On Tuesday, New Zealand Prime Minister John Key wrapped up a three-day visit to South Korea during which he signed a free trade agreement. As might be expected, the South Korean media covered the visit, focusing mainly on the removal of tariffs and New Zealand’s cooperation in denuclearizing North Korea.
But there was one striking omission from the local media coverage: revelations that the New Zealand authorities had spied on a former South Korean trade minister when he was a candidate for the top job at the World Trade Organization.
Within a day of Key’s arrival in Seoul on Sunday, the New Zealand Herald and The Intercept reported that the Government Communications Security Bureau had monitored emails and other Internet traffic referring to the nine candidates for WTO director general in 2013, including South Korea’s Bark Tae-ho. The reports alleged that the GCSB had used the NSA’s XKEYSCORE eavesdropping program to look at the communications in an apparent attempt to secure the job for the New Zealand candidate, Tim Groser. The reports referred to a secret XKEYSCORE document in support of the claims.
But in South Korea, news outlets almost completely ignored the revelations, even as they coincided with the prime minister’s visit. No major local media outlet made any reference to the spying angle. The only apparent mention came at the bottom of a single article on one local news site.

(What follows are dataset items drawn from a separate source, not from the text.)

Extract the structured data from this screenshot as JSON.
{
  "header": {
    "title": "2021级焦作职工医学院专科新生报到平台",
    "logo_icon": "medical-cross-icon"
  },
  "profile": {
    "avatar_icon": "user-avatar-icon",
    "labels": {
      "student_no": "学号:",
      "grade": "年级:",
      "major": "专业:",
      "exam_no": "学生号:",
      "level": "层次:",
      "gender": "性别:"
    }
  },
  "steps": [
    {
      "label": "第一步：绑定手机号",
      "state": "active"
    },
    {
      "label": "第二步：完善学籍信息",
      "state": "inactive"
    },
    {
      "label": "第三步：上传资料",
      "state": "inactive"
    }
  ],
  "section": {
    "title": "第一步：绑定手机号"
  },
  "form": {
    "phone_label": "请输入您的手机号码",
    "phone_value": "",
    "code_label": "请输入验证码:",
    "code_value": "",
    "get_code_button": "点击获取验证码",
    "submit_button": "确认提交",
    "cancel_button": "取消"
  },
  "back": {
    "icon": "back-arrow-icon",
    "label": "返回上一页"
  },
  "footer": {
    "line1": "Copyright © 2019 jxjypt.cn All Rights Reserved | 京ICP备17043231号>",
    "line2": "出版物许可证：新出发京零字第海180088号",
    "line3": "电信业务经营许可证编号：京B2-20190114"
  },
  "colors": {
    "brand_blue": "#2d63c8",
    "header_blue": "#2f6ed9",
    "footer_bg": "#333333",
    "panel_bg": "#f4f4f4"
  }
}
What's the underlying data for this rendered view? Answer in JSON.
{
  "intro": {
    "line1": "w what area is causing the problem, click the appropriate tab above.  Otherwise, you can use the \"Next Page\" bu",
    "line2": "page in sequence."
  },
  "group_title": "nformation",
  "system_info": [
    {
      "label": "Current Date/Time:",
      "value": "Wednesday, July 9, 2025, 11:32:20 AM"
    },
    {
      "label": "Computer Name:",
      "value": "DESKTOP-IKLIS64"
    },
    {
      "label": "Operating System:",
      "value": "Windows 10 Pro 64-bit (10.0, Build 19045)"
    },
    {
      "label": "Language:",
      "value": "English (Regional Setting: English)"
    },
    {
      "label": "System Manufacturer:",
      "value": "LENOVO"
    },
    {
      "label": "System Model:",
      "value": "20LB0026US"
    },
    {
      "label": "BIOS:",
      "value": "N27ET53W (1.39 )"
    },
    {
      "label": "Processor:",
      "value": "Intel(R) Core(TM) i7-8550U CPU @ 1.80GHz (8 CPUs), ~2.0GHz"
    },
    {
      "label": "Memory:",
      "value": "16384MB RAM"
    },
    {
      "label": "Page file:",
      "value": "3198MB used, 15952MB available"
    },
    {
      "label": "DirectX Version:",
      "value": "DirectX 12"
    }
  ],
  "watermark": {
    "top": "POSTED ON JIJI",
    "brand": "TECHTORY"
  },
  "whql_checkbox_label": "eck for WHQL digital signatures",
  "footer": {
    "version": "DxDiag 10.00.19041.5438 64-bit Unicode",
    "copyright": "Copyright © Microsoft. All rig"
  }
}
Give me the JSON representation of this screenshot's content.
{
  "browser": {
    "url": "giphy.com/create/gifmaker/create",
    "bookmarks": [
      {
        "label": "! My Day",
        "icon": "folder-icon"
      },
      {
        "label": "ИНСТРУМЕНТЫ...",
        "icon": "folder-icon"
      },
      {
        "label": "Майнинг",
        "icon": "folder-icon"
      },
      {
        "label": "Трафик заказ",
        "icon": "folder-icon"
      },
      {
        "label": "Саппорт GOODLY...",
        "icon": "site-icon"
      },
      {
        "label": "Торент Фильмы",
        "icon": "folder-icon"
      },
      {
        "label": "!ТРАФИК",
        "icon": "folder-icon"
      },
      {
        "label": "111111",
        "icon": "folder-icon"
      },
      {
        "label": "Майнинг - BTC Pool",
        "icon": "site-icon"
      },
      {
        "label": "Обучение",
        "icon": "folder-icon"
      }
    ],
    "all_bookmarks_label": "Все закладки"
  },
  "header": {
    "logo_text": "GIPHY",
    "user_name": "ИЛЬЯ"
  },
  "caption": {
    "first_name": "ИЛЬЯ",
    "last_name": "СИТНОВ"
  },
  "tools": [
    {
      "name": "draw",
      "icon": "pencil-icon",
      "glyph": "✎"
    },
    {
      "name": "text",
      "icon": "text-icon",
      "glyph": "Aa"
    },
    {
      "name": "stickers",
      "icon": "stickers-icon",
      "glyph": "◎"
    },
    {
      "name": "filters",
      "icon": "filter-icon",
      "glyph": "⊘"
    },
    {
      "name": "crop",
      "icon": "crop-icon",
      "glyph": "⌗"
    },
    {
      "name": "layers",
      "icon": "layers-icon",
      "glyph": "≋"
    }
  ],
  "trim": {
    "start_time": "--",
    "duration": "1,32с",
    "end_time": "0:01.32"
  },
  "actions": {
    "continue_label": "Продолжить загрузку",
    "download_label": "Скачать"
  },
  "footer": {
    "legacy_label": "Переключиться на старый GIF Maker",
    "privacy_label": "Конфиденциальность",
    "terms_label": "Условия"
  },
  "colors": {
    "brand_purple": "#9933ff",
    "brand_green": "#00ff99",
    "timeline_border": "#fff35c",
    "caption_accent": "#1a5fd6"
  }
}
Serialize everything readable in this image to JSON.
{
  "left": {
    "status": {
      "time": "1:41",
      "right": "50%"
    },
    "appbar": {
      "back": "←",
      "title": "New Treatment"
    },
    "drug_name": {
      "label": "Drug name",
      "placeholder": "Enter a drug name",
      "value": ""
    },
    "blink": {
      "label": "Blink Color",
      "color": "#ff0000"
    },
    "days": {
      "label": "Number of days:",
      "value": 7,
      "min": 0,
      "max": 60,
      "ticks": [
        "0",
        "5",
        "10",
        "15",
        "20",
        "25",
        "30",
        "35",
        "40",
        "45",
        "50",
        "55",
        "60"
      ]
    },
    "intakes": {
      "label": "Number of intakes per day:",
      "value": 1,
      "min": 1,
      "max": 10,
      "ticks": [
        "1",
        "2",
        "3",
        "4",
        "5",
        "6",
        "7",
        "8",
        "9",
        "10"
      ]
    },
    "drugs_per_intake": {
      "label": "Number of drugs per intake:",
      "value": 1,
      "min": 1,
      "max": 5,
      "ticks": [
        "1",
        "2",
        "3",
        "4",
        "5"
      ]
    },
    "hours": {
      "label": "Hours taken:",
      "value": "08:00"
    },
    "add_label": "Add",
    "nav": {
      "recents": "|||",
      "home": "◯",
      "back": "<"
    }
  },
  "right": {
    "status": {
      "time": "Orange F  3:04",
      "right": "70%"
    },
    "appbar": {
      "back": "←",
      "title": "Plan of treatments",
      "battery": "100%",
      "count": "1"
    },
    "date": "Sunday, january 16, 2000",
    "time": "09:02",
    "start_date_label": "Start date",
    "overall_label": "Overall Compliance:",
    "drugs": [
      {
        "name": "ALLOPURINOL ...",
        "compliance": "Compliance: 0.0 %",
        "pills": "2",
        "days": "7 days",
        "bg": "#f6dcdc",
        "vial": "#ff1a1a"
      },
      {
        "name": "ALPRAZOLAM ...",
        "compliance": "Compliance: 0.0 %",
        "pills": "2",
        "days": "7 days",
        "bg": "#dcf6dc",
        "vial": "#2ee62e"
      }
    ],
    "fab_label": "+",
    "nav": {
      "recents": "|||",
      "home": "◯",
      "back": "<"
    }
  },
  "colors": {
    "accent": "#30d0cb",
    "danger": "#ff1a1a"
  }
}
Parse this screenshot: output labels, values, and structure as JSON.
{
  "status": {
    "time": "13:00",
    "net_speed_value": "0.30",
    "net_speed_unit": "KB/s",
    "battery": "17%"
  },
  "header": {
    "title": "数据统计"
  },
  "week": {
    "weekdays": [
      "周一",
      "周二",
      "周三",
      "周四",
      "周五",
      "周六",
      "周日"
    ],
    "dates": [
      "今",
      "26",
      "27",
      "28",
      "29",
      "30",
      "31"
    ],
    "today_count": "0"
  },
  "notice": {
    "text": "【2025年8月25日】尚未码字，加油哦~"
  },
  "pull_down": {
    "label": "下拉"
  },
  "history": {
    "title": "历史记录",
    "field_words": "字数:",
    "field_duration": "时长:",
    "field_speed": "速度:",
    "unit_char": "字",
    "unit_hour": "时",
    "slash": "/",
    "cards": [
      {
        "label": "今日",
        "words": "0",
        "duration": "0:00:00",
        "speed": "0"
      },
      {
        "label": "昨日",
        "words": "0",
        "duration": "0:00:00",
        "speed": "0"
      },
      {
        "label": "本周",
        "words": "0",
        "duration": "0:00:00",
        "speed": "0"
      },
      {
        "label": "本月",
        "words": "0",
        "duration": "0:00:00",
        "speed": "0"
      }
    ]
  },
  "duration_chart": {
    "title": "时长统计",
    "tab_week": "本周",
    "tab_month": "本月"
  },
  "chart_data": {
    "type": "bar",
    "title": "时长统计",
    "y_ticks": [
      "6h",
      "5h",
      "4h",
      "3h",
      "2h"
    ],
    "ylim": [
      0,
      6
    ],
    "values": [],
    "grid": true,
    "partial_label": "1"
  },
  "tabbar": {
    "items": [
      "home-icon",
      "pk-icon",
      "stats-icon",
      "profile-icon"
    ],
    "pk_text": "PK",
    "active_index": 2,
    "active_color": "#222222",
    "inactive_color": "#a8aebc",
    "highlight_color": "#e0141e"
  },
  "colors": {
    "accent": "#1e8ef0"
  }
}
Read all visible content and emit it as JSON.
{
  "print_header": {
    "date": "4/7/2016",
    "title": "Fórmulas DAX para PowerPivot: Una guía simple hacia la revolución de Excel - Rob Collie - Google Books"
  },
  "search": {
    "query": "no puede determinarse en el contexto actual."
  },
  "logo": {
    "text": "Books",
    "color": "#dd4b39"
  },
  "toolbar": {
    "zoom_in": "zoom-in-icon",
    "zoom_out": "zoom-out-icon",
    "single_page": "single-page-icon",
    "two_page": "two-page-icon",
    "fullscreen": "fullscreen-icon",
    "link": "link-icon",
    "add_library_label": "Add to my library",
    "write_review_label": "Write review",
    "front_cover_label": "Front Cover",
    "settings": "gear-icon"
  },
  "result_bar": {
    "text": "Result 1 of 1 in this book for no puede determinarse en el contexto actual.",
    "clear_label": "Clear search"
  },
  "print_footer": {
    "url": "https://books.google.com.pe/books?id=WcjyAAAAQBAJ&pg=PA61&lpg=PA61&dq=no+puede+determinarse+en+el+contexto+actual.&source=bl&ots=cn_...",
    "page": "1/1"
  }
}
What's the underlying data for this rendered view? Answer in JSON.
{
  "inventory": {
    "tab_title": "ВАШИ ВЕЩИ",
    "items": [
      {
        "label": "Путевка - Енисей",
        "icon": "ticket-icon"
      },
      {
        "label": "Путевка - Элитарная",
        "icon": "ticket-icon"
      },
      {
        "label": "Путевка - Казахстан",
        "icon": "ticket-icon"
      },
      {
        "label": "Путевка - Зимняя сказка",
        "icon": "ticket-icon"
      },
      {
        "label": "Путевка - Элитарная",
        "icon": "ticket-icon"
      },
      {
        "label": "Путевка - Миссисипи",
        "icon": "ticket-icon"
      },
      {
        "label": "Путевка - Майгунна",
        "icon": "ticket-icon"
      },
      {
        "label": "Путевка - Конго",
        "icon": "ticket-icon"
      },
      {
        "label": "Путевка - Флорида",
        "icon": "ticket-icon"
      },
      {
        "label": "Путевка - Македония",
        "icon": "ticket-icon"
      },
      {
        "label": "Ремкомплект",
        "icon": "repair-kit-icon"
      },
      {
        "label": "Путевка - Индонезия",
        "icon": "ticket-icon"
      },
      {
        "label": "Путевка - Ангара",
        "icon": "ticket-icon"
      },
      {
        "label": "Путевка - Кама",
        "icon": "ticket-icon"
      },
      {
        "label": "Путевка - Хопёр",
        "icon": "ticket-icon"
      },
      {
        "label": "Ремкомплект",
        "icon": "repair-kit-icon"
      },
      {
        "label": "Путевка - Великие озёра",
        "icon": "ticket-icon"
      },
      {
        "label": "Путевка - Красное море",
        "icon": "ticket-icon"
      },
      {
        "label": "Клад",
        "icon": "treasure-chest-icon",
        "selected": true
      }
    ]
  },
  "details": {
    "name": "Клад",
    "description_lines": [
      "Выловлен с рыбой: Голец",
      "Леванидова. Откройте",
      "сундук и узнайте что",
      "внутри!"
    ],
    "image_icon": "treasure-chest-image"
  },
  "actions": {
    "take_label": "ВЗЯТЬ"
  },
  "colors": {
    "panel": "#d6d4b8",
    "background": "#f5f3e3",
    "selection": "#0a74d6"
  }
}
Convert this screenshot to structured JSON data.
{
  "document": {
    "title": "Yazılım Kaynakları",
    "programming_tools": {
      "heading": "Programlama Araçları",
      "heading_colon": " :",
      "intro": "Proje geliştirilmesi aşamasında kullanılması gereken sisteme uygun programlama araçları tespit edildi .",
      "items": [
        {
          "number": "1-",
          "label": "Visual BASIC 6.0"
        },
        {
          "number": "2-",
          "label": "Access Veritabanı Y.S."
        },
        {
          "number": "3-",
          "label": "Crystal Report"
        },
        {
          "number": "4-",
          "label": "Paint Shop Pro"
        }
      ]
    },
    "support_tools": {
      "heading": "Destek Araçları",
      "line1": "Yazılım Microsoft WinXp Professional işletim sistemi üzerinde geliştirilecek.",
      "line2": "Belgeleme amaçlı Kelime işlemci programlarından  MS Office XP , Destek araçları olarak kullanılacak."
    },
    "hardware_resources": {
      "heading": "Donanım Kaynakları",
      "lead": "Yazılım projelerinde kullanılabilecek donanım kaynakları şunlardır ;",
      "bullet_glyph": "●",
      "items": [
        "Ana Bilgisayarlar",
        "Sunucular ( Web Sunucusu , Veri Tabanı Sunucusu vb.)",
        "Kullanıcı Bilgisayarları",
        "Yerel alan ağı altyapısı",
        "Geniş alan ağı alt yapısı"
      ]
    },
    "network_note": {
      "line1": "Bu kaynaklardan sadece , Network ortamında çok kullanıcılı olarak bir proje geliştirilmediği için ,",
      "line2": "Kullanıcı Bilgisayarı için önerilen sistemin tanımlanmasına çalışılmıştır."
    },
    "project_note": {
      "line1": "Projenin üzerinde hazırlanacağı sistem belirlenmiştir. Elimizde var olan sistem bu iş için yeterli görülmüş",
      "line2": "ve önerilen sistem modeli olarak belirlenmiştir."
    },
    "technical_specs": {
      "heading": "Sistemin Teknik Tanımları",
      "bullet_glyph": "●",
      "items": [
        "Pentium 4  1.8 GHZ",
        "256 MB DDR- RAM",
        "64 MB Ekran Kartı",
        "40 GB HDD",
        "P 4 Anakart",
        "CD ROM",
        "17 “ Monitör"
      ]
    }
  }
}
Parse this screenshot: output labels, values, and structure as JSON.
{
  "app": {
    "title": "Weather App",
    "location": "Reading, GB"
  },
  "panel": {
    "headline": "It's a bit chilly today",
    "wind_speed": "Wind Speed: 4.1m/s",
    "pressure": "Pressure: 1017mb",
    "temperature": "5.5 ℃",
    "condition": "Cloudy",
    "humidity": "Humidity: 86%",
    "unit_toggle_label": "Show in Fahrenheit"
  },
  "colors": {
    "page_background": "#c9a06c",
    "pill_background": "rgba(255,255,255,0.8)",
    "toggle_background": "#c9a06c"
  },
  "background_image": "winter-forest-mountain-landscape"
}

In contrast, various New Zealand media, in South Korea for Key’s trip, covered the spying revelations, portraying them as putting a damper on the FTA signing.
One Television New Zealand reporter told The Korea Observer that her media organization had asked Key about the claims in the presence of local journalists.
“There was no perceptible reaction from the local journos but they didn’t have a chance to react to the revelation because they’d already exhausted their question,” said Heather du Plessis-Allan. (Disclosure: this author also wrote the Korea Observer piece.)
In an apparent echo of the local media’s stance, Key told the network the Korean side hadn’t raised the issue “because they wouldn’t give a monkey’s. And they probably wouldn’t believe it.”
Lee Ki-jun, a journalist with Newsweek Korea, told The Diplomat that the public and media alike apparently failed to appreciate the significance of the charges, possibly because they involve a small, distant country.
“But if it was Japan, they would be outraged and definitely (have) covered it (even) if it happened 20 years ago,” he said, referring to the sensitivity many Koreans feel toward Japan due to historical and territorial disputes.
Geoffrey Cain, Korea correspondent for GlobalPost since 2012, also found the lack of coverage noteworthy.
“New Zealand-Korea relations are obscure and, understandably, wouldn’t get much coverage,” he told The Diplomat. “But it’s incredibly odd that the Korean press would remain silent about some pretty serious espionage allegations against their government. Korean journalists have all sorts of restraints imposed by their press clubs, which are tied to ministries and companies. There’s an incentive not to rock the boat.”